Gönderilme zamanı: 31 Oca 2024, 00:22
gönderen Hepsihukuk
T.C.
YARGITAY
12. HUKUK DAİRESİ

Esas No : 2022/12828
Karar No : 2023/158


İNCELENEN KARARIN
MAHKEMESİ : Antalya Bölge Adliye Mahkemesi 12. Hukuk Dairesi
TARİHİ : 14.09.2022
SAYISI : 2022/1337 E., 2022/1879 K.

Taraflar arasındaki taşınmaz ihalesinin feshi şikayetine ilişkin uyuşmazlıktan dolayı yapılan inceleme sonunda İlk Derece Mahkemesince şikayetin kabulü ile ihalenin feshine karar verilmiştir.

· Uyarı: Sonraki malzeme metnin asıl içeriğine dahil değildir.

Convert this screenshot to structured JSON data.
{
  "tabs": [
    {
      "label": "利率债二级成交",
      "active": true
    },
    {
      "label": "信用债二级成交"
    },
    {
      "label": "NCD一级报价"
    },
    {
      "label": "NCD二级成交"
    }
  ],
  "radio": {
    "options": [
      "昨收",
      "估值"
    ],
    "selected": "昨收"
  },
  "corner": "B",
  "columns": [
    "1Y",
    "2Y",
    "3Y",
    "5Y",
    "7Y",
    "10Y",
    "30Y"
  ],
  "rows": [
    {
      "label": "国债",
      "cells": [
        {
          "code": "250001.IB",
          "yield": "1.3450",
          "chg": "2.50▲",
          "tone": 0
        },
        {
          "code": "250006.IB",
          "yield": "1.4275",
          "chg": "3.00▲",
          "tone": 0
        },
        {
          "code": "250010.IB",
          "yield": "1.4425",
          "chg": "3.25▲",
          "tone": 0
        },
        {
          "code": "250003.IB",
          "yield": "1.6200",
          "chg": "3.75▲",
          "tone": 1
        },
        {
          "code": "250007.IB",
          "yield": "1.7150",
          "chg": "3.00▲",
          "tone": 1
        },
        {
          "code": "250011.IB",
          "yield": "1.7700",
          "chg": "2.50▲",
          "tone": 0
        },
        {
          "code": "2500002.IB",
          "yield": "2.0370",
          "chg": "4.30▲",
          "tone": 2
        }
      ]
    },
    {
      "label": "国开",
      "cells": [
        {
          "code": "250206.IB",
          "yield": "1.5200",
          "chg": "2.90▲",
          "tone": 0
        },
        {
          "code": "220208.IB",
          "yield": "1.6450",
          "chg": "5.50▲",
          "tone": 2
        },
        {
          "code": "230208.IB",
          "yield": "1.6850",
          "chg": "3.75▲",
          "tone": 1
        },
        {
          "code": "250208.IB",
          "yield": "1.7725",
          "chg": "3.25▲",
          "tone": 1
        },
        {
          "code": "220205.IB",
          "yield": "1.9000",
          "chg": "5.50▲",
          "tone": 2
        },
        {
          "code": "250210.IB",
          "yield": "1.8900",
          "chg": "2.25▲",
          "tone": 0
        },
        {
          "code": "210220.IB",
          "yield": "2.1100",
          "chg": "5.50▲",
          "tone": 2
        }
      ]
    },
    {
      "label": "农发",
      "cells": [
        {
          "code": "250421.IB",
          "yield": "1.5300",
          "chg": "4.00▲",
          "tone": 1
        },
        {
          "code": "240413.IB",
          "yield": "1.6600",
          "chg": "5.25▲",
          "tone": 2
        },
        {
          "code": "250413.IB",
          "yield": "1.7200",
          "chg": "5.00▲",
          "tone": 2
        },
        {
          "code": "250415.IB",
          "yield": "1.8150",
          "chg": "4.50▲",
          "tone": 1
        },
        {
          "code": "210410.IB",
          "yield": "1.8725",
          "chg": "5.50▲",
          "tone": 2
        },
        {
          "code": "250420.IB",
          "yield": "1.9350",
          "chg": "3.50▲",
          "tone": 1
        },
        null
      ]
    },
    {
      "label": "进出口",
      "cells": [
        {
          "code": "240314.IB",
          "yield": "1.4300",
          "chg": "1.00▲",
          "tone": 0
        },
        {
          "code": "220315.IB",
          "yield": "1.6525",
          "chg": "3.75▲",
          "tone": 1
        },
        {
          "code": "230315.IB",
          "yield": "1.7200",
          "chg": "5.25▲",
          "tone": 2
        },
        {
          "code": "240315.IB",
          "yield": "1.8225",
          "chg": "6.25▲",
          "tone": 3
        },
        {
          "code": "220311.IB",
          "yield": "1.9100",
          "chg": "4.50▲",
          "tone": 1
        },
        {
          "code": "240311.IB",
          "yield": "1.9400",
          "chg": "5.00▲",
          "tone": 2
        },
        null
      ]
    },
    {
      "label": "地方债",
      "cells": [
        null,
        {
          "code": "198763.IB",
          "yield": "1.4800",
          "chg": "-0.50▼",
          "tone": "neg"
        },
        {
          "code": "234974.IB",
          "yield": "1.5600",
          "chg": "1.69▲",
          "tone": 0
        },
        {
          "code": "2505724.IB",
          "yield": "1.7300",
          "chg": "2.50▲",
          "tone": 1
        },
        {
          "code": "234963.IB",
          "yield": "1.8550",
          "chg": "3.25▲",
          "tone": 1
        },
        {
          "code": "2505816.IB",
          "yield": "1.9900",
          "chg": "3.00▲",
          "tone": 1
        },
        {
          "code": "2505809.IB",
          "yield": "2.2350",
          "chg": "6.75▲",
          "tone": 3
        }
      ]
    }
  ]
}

Kararın şikayet edilenler alacaklı ve ihale alıcısı tarafından istinaf edilmesi üzerine Bölge Adliye Mahkemesince; şikayet edilenlerin başvurularının kısmen kabulü ile İlk Derece Mahkemesi hükmü kaldırılarak yeniden esas hakkında hüküm kurulmak suretiyle, şikayetin kısmen kabul kısmen reddi ile istemin, şikayete konu taşınmazlardan tapunun 6 parselinde kayıtlı olan yönünden ihalede zarar unsuru bulunmadığından usulden reddine ve para cezasına hükmedilmesine yer olmadığına, tapunun 1 parselinde kayıtlı olan yönünden ise istemin kabulü ile ihalenin feshine hükmedilmiştir.

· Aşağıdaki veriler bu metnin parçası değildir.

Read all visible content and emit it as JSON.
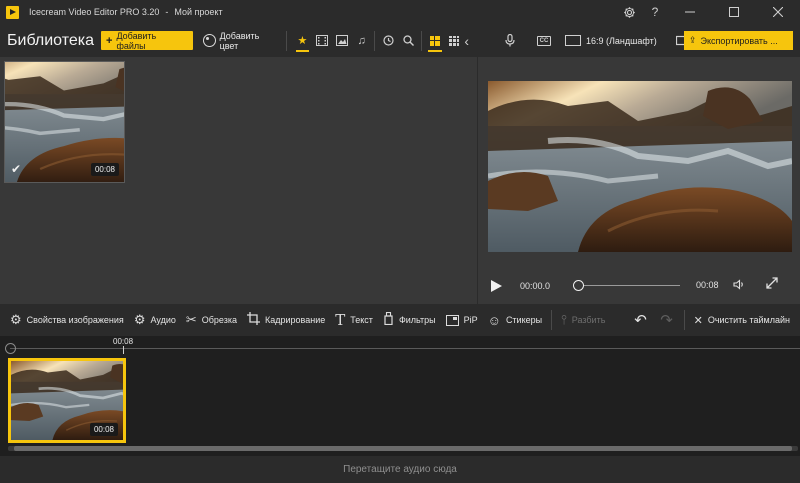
{
  "titlebar": {
    "app_name": "Icecream Video Editor PRO 3.20",
    "separator": "-",
    "project_name": "Мой проект",
    "settings_icon": "gear-icon",
    "help_icon": "question-icon"
  },
  "library": {
    "title": "Библиотека",
    "add_files_label": "Добавить файлы",
    "add_color_label": "Добавить цвет",
    "filters": [
      "star-icon",
      "video-icon",
      "image-icon",
      "music-icon"
    ],
    "items": [
      {
        "duration": "00:08",
        "selected": true
      }
    ]
  },
  "preview": {
    "aspect_ratio_label": "16:9 (Ландшафт)",
    "export_label": "Экспортировать ...",
    "current_time": "00:00.0",
    "duration": "00:08",
    "progress": 0
  },
  "edit_tools": {
    "image_props": "Свойства изображения",
    "audio": "Аудио",
    "trim": "Обрезка",
    "crop": "Кадрирование",
    "text": "Текст",
    "filters": "Фильтры",
    "pip": "PiP",
    "stickers": "Стикеры",
    "split": "Разбить",
    "clear_timeline": "Очистить таймлайн"
  },
  "timeline": {
    "marker_time": "00:08",
    "clips": [
      {
        "duration": "00:08"
      }
    ]
  },
  "audio_track": {
    "drop_hint": "Перетащите аудио сюда"
  },
  "colors": {
    "accent": "#f6c50d",
    "background": "#2b2b2b",
    "panel": "#383838"
  }
}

Bölge Adliye Mahkemesi kararı şikayetçi borçlu ile şikayet edilenler alacaklı ve ihale alıcısı tarafından temyiz edilmekle; kesinlik, süre, temyiz şartı ve diğer usul eksiklikleri yönünden yapılan ön inceleme sonucunda, temyiz dilekçesinin kabulüne karar verildikten ve Tetkik Hâkimi Yeliz Aziz tarafından hazırlanan rapor dinlendikten sonra dosyadaki belgeler incelenip gereği düşünüldü:

I. ŞİKAYET

Borçlu şikayet dilekçesinde; borçlu adına yapılan tüm tebliğ işlemlerinin usulsüz olduğunu, ihale konusu evin metre karesinin ilana fazla yazıldığını, KDV oranının yüksek belirlendiğini, şikayete konu taşınmazlardan tapunun 6 parselinde kayıtlı olanının üzerinde ev bulunmamasına rağmen satış ilanınında ev olduğunun yazıldığını, ilan askı tutanağının yanıltıcı olduğunu, şikayete konu taşınmazlardan tapunun 1 parselinde kayıtlı olanının muhammen değerinin satış ilanında 30 kuruş fazla yazıldığını ve muhtarlıkta yapılan satış ilanında hatalar bulunduğunu ileri sürerek tapunun 1 ve 6 parselinde kayıtlı taşınmazlara ilişkin ihalelerin feshini talep etmiştir.

II. CEVAP

Şikayet edilen alacaklı cevap dilekçesinde; borçluya yapılan tebligatların usulüne uygun olduğunu, borçlunun ihaleden önce ihalelerden haberdar olduğunu, satışa hazırlık işlemlerinden kaynaklanan iddiaların süresi içerisinde şikayet konusu yapılmaması nedeniyle ihalenin feshi aşamasında incelenemeyeceğini, muhtarlıkta ve divanhanede yapılan ilanların usulüne uygun olduğunu ve kıymet takdirinde hata bulunmadığını ileri sürerek, şikayetin reddi ile şikayetçi aleyhine ihale bedelleri üzerinden %10 oranında para cezasına hükmedilmesini istemiştir.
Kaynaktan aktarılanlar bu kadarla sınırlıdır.